Von Harff-Peter Schönherr

Wer nach dem NS-Opfer-Friedhof Meyerhöfen bei Bohmte im Landkreis Osnabrück sucht, hat es schwer. Die Beschilderung ist lückenhaft und führt teils in die Irre. Selbst mancher Anwohner weiß nicht, wo er liegt.

Wer Meyerhöfen schließlich findet, zwischen Feld und Wald, erschrickt: Anfang der 1940er-Jahre angelegt, ist er ein Ort der Schändung, des Vandalismus, der Vernachlässigung. 482 Tote liegen hier, viel­leicht mehr, Kriegsgefangene und Zwangsarbeiter.

Und dass das Land Niedersachsen, für Meyerhöfen zuständig, provisorisch den Schriftzug „Adolf“ überdeckt hat, von Unbekannten in die Informationstafel am Eingang geritzt (taz berichtete), bereitet der Würdelosigkeit kein Ende. Die vier Bronzetafeln, auf denen die Namen der Toten standen, schon vor Jahren von ihren Stelen gestohlen, wurden nie ersetzt.

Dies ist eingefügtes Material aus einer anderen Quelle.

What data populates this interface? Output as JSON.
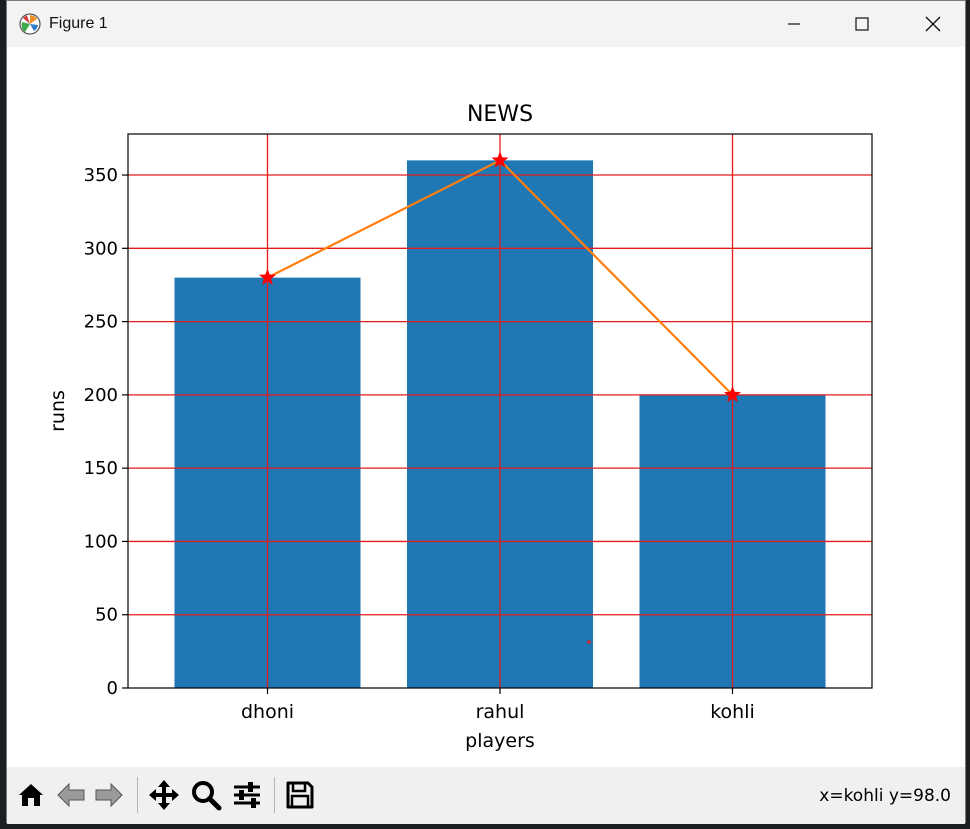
{
  "window": {
    "title": "Figure 1"
  },
  "status": {
    "coords": "x=kohli y=98.0"
  },
  "toolbar": {
    "tools": [
      "home-icon",
      "back-icon",
      "forward-icon",
      "pan-icon",
      "zoom-icon",
      "configure-subplots-icon",
      "save-icon"
    ]
  },
  "colors": {
    "bar": "#1f77b4",
    "line": "#ff7f0e",
    "grid": "#e51c1c",
    "marker": "#ff0000"
  },
  "chart_data": {
    "type": "bar",
    "title": "NEWS",
    "xlabel": "players",
    "ylabel": "runs",
    "categories": [
      "dhoni",
      "rahul",
      "kohli"
    ],
    "values": [
      280,
      360,
      200
    ],
    "line_overlay": {
      "values": [
        280,
        360,
        200
      ],
      "marker": "star"
    },
    "ylim": [
      0,
      378
    ],
    "yticks": [
      0,
      50,
      100,
      150,
      200,
      250,
      300,
      350
    ],
    "grid": true,
    "legend": "none"
  }
}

Aber dieser Zustand ist bald Vergangenheit. „Wir rücken den Ort ins öffentliche Bewusstsein, als Gedenkstätte“, sagt Filiz Polat, Bundes­tags­abgeord­nete der Grünen aus Bramsche. „Mit einem Konzept, das nah an den Men­schen ist.“ Einfach wird das nicht. „Vieles an der Geschichte des Friedhofs ist ja noch unerforscht.“ Als langjähriges Beiratsmitglied des Osnabrücker NS-Gedenkstätten-Ensembles „Augustaschacht“ und „Ge­stapo­keller“ weiß sie: Eine Spurensuche wie diese erfordert Zeit.

Mitte November hatte Polat zum Ortstermin geladen. Mit dabei: Bohmtes neue Bürgermeisterin Tanja Strotmann, deren Gemeinde Anfang Januar 2020 die gärtnerische Pflege von Meyerhöfen übernimmt. Ebenfalls mit dabei: die Osnabrücker Historiker Michael Gander, Leiter der Gedenkstätten Augustaschacht und Gestapokeller, und Volker Issmer, der schon lange zu ­Meyerhöfen forscht.

„Da ist wirklich Tatendrang zu spüren“, sagt Polat im Anschluss. „Auch direkt in der Gemeinde. Der Ortsrat ist eingebunden, der Heimatverein. Es ist ja wichtig, das so was nicht nur von außen kommt.“ Nach Jahrzehnten des Vergessens bewegt sich also etwas, endlich.

Gander: „Da liegt viel Arbeit vor uns. Recherchen an den Sterbe-, womöglich den Geburtsorten der Toten. Eine internetbasierte Plattform entsteht, zu ihren Biografien, um ihnen Gesichter zu geben. Wir entwickeln ein Bildungskonzept, zusammen mit einer Bohmter Schule.“

Es gilt, Förderanträge zu schreiben, Gedenkveranstaltungen zu planen. Vor allem aber gilt es, die Würde des Ortes wieder herzustellen, auch jenseits der Reparatur heruntergebrochener Zäune und verfaulter Sitzbankbretter.

Und es gilt, die Frage zu beantworten, zu welchem Zweck der Friedhof im Krieg überhaupt angelegt wurde. Aus der örtlichen Bevölkerung liegt hier niemand. Und ahnen, dass in den 1950er- und 1960er-Jahren Hunderte NS-Opfer aus dem gesamten Regierungsbezirk Osnabrück hierher umgebettet werden würden, konnte keiner ahnen. War es eine Vorbereitung für die „Vernichtung durch Arbeit“ in der örtlichen Torfindustrie?